Sie macht nachvollziehbar, wann eine Änderung vorgenommen wurde und welche Version aktuell gültig ist.
Bei Bildungsträgern ist dies insbesondere für QM-Dokumente, Maßnahmekonzepte, Vertragsvorlagen und Arbeitsanweisungen wichtig.
Ein Beispiel: Eine Teilnehmervertragsvorlage wird zum 1. Januar angepasst.

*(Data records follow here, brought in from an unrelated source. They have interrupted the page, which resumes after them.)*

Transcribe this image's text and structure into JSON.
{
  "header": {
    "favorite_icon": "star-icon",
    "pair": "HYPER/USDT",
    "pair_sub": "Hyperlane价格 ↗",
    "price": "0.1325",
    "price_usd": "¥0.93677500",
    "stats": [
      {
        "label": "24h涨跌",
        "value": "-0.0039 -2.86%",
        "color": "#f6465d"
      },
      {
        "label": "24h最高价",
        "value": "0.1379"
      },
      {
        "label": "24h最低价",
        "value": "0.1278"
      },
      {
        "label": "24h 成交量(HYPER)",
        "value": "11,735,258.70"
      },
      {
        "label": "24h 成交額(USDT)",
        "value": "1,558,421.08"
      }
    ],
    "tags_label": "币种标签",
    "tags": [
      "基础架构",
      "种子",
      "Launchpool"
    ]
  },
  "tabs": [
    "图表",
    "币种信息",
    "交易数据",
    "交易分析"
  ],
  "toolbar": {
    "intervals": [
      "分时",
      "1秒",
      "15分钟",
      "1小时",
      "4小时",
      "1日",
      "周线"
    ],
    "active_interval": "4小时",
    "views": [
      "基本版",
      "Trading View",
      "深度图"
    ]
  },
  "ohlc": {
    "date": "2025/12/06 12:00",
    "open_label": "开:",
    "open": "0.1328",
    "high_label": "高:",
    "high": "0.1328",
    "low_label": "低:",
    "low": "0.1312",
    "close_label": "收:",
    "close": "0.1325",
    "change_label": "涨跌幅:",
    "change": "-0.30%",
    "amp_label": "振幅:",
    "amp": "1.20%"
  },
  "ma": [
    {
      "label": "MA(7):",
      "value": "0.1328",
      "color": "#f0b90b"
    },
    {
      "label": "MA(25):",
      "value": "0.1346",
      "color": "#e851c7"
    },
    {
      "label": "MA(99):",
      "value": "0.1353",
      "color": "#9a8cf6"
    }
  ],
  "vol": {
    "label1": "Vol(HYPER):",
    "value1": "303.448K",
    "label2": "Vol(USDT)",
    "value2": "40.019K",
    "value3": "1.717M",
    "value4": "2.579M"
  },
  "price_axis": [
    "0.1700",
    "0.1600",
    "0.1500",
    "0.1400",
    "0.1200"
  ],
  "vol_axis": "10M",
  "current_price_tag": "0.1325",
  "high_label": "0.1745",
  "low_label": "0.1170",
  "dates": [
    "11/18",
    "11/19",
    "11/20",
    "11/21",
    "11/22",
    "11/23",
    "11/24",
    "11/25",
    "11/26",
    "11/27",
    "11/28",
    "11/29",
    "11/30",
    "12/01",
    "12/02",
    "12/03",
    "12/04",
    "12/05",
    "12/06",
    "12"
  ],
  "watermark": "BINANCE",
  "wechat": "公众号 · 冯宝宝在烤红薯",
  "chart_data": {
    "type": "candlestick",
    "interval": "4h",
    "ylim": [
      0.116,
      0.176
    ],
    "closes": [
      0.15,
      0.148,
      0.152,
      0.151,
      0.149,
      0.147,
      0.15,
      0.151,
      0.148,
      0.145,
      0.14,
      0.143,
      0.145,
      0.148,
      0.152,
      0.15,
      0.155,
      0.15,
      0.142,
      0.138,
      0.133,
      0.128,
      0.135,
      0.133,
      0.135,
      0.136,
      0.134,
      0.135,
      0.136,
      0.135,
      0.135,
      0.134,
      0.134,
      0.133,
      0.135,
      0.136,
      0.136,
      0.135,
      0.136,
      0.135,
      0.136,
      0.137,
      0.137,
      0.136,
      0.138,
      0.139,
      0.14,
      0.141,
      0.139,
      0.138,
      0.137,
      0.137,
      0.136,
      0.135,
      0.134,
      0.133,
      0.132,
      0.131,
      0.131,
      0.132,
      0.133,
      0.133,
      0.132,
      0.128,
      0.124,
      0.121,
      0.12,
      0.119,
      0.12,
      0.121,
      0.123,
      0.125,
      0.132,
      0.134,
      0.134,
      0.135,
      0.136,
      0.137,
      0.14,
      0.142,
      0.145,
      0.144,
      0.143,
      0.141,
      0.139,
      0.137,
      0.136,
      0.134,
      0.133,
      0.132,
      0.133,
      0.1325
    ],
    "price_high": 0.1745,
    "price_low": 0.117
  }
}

Die alte Version darf für neue Verträge nicht mehr verwendet werden, muss aber gegebenenfalls für ältere Vorgänge weiterhin nachvollziehbar bleiben.
Versionsverwaltung löst genau dieses Problem.
Jede Fassung kann beispielsweise eine Versionsnummer, Freigabedatum und Änderungsbeschreibung erhalten.
Auch bei AZAV-Maßnahmen ist Versionierung besonders wichtig.
Das tatsächlich durchgeführte Konzept sollte der zugelassenen Fassung entsprechen.
Wenn Inhalte geändert werden, muss nachvollziehbar sein, wann dies geschah und ob eine Änderungszulassung erforderlich war.
Digitale Systeme können Versionen automatisch erzeugen.
Mitarbeiter arbeiten immer mit der aktuellen Fassung, während ältere Versionen archiviert bleiben.
Dadurch reduziert sich das Risiko, veraltete Dokumente einzusetzen.
Versionsverwaltung ist somit ein wichtiger Bestandteil von Dokumentenlenkung, Auditfähigkeit und nachvollziehbarer Organisationsentwicklung.